For instance, in a short video documentary from 2009 by MetropolisWebTv based in Beirut, Lebanon, a mother candidly explains why she supports and prefers local W4W company Banet Taxi (launched in 2009): "Because I get tired of male drives. They ask things like, are you engaged, married, do you have someone? They harass women [and] sometimes they are really annoying. When I took a cab, I always wore a wedding band, even before my marriage... just so that they would leave me alone."

From here, was born.

The aim of Womenstaxi.Org is to provide a comprehensive overview of each existing W4W initiative and to consolidate it in one place. On the Global Companies section of the website, information about fourteen different companies spanning nine countries is available. Of these fourteen companies, the majority of them (nine to be specific) are pioneered by female entrepreneurs, three are government backed ventures, and one private. On the company page site, one can learn the most up-to-date information about the company: the founder, date of incorporation, website, and contact information along with a module for media coverage and video. The ultimate mission for is to unify all global efforts for W4W taxi services by creating the first Global Women's Taxi Alliance.

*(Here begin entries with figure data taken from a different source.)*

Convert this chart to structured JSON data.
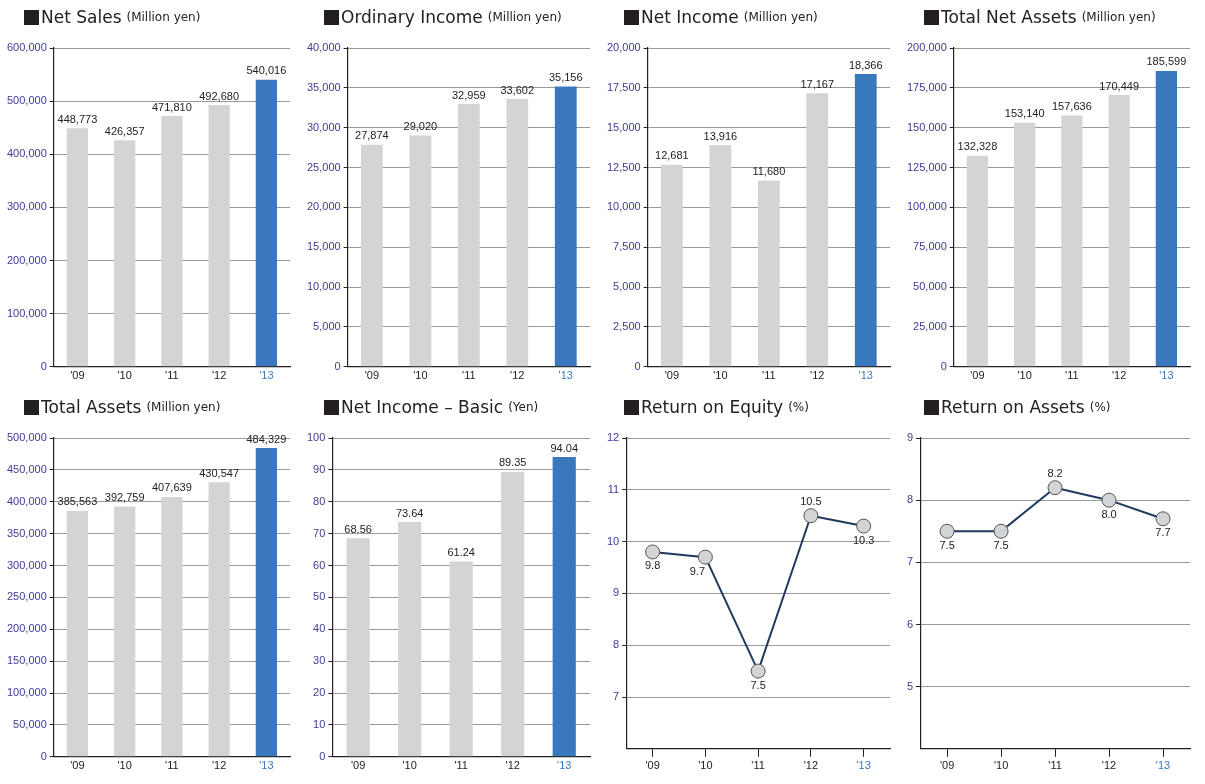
{
  "chart_data": [
    {
      "type": "bar",
      "title": "Net Sales",
      "subtitle": "(Million yen)",
      "categories": [
        "'09",
        "'10",
        "'11",
        "'12",
        "'13"
      ],
      "values": [
        448773,
        426357,
        471810,
        492680,
        540016
      ],
      "value_labels": [
        "448,773",
        "426,357",
        "471,810",
        "492,680",
        "540,016"
      ],
      "colors": [
        "#d3d4d5",
        "#d3d4d5",
        "#d3d4d5",
        "#d3d4d5",
        "#3a78bd"
      ],
      "ylim": [
        0,
        600000
      ],
      "yticks": [
        {
          "value": 0,
          "label": "0"
        },
        {
          "value": 100000,
          "label": "100,000"
        },
        {
          "value": 200000,
          "label": "200,000"
        },
        {
          "value": 300000,
          "label": "300,000"
        },
        {
          "value": 400000,
          "label": "400,000"
        },
        {
          "value": 500000,
          "label": "500,000"
        },
        {
          "value": 600000,
          "label": "600,000"
        }
      ],
      "grid": "y"
    },
    {
      "type": "bar",
      "title": "Ordinary Income",
      "subtitle": "(Million yen)",
      "categories": [
        "'09",
        "'10",
        "'11",
        "'12",
        "'13"
      ],
      "values": [
        27874,
        29020,
        32959,
        33602,
        35156
      ],
      "value_labels": [
        "27,874",
        "29,020",
        "32,959",
        "33,602",
        "35,156"
      ],
      "colors": [
        "#d3d4d5",
        "#d3d4d5",
        "#d3d4d5",
        "#d3d4d5",
        "#3a78bd"
      ],
      "ylim": [
        0,
        40000
      ],
      "yticks": [
        {
          "value": 0,
          "label": "0"
        },
        {
          "value": 5000,
          "label": "5,000"
        },
        {
          "value": 10000,
          "label": "10,000"
        },
        {
          "value": 15000,
          "label": "15,000"
        },
        {
          "value": 20000,
          "label": "20,000"
        },
        {
          "value": 25000,
          "label": "25,000"
        },
        {
          "value": 30000,
          "label": "30,000"
        },
        {
          "value": 35000,
          "label": "35,000"
        },
        {
          "value": 40000,
          "label": "40,000"
        }
      ],
      "grid": "y"
    },
    {
      "type": "bar",
      "title": "Net Income",
      "subtitle": "(Million yen)",
      "categories": [
        "'09",
        "'10",
        "'11",
        "'12",
        "'13"
      ],
      "values": [
        12681,
        13916,
        11680,
        17167,
        18366
      ],
      "value_labels": [
        "12,681",
        "13,916",
        "11,680",
        "17,167",
        "18,366"
      ],
      "colors": [
        "#d3d4d5",
        "#d3d4d5",
        "#d3d4d5",
        "#d3d4d5",
        "#3a78bd"
      ],
      "ylim": [
        0,
        20000
      ],
      "yticks": [
        {
          "value": 0,
          "label": "0"
        },
        {
          "value": 2500,
          "label": "2,500"
        },
        {
          "value": 5000,
          "label": "5,000"
        },
        {
          "value": 7500,
          "label": "7,500"
        },
        {
          "value": 10000,
          "label": "10,000"
        },
        {
          "value": 12500,
          "label": "12,500"
        },
        {
          "value": 15000,
          "label": "15,000"
        },
        {
          "value": 17500,
          "label": "17,500"
        },
        {
          "value": 20000,
          "label": "20,000"
        }
      ],
      "grid": "y"
    },
    {
      "type": "bar",
      "title": "Total Net Assets",
      "subtitle": "(Million yen)",
      "categories": [
        "'09",
        "'10",
        "'11",
        "'12",
        "'13"
      ],
      "values": [
        132328,
        153140,
        157636,
        170449,
        185599
      ],
      "value_labels": [
        "132,328",
        "153,140",
        "157,636",
        "170,449",
        "185,599"
      ],
      "colors": [
        "#d3d4d5",
        "#d3d4d5",
        "#d3d4d5",
        "#d3d4d5",
        "#3a78bd"
      ],
      "ylim": [
        0,
        200000
      ],
      "yticks": [
        {
          "value": 0,
          "label": "0"
        },
        {
          "value": 25000,
          "label": "25,000"
        },
        {
          "value": 50000,
          "label": "50,000"
        },
        {
          "value": 75000,
          "label": "75,000"
        },
        {
          "value": 100000,
          "label": "100,000"
        },
        {
          "value": 125000,
          "label": "125,000"
        },
        {
          "value": 150000,
          "label": "150,000"
        },
        {
          "value": 175000,
          "label": "175,000"
        },
        {
          "value": 200000,
          "label": "200,000"
        }
      ],
      "grid": "y"
    },
    {
      "type": "bar",
      "title": "Total Assets",
      "subtitle": "(Million yen)",
      "categories": [
        "'09",
        "'10",
        "'11",
        "'12",
        "'13"
      ],
      "values": [
        385563,
        392759,
        407639,
        430547,
        484329
      ],
      "value_labels": [
        "385,563",
        "392,759",
        "407,639",
        "430,547",
        "484,329"
      ],
      "colors": [
        "#d3d4d5",
        "#d3d4d5",
        "#d3d4d5",
        "#d3d4d5",
        "#3a78bd"
      ],
      "ylim": [
        0,
        500000
      ],
      "yticks": [
        {
          "value": 0,
          "label": "0"
        },
        {
          "value": 50000,
          "label": "50,000"
        },
        {
          "value": 100000,
          "label": "100,000"
        },
        {
          "value": 150000,
          "label": "150,000"
        },
        {
          "value": 200000,
          "label": "200,000"
        },
        {
          "value": 250000,
          "label": "250,000"
        },
        {
          "value": 300000,
          "label": "300,000"
        },
        {
          "value": 350000,
          "label": "350,000"
        },
        {
          "value": 400000,
          "label": "400,000"
        },
        {
          "value": 450000,
          "label": "450,000"
        },
        {
          "value": 500000,
          "label": "500,000"
        }
      ],
      "grid": "y"
    },
    {
      "type": "bar",
      "title": "Net Income – Basic",
      "subtitle": "(Yen)",
      "categories": [
        "'09",
        "'10",
        "'11",
        "'12",
        "'13"
      ],
      "values": [
        68.56,
        73.64,
        61.24,
        89.35,
        94.04
      ],
      "colors": [
        "#d3d4d5",
        "#d3d4d5",
        "#d3d4d5",
        "#d3d4d5",
        "#3a78bd"
      ],
      "ylim": [
        0,
        100
      ],
      "yticks": [
        0,
        10,
        20,
        30,
        40,
        50,
        60,
        70,
        80,
        90,
        100
      ],
      "grid": "y",
      "data_labels": true
    },
    {
      "type": "line",
      "title": "Return on Equity",
      "subtitle": "(%)",
      "categories": [
        "'09",
        "'10",
        "'11",
        "'12",
        "'13"
      ],
      "series": [
        {
          "color": "#1f3a5f",
          "values": [
            9.8,
            9.7,
            7.5,
            10.5,
            10.3
          ]
        }
      ],
      "marker": "circle",
      "ylim": [
        6,
        12
      ],
      "yticks": [
        7,
        8,
        9,
        10,
        11,
        12
      ],
      "grid": "y",
      "data_labels": true
    },
    {
      "type": "line",
      "title": "Return on Assets",
      "subtitle": "(%)",
      "categories": [
        "'09",
        "'10",
        "'11",
        "'12",
        "'13"
      ],
      "series": [
        {
          "color": "#1f3a5f",
          "values": [
            7.5,
            7.5,
            8.2,
            8.0,
            7.7
          ],
          "value_labels": [
            "7.5",
            "7.5",
            "8.2",
            "8.0",
            "7.7"
          ]
        }
      ],
      "marker": "circle",
      "ylim": [
        4,
        9
      ],
      "yticks": [
        5,
        6,
        7,
        8,
        9
      ],
      "grid": "y"
    }
  ]
}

W4W services empower women with the choice for welfare and comfort that provides peace of mind. At the same time, these services, which put more women on the road, are direct assaults on the male dominated transportation industry. As founder of Viira Cabs (Brave Woman Cabs) of Mumbai has said, "Driving has nothing to do with ones gender. It is a skill, you either have it or you don't." W4W companies pierce the heart of the male skewed taxi industry by showing once again, that men don't own any profession. Women can drive taxis just as well.

In the words of the founder of the Iranian company Taxi Bisim Banovan (Ladies Wireless Taxi), Mohsen Uruji, "Our agency is a symbol of freedom and democracy, not of segregation. We are providing a service for those women who choose us. It's not obligatory. The issue has nothing to do with religion or prejudice -- it's about welfare and comfort." A prominent author, Michael Kimmel (a critic of W4W taxi services) concludes that in order to truly eliminate taxi harassment we must "increase penalties for lecherous drivers, install cameras or tape recorders to provide evidentiary documentation, and to encourage women to file complaints and grievances that would lead to harsher penalties for the drivers -- loss of license, suspension, and the like." I absolutely agree that these efforts could be tenaciously effective, however, until stricter surveillance, and harsher penalties become standardized and the status quo changes, it is undeniable that W4W taxi services offer admirable pro-active business-minded solutions to concerns women globally face routinely.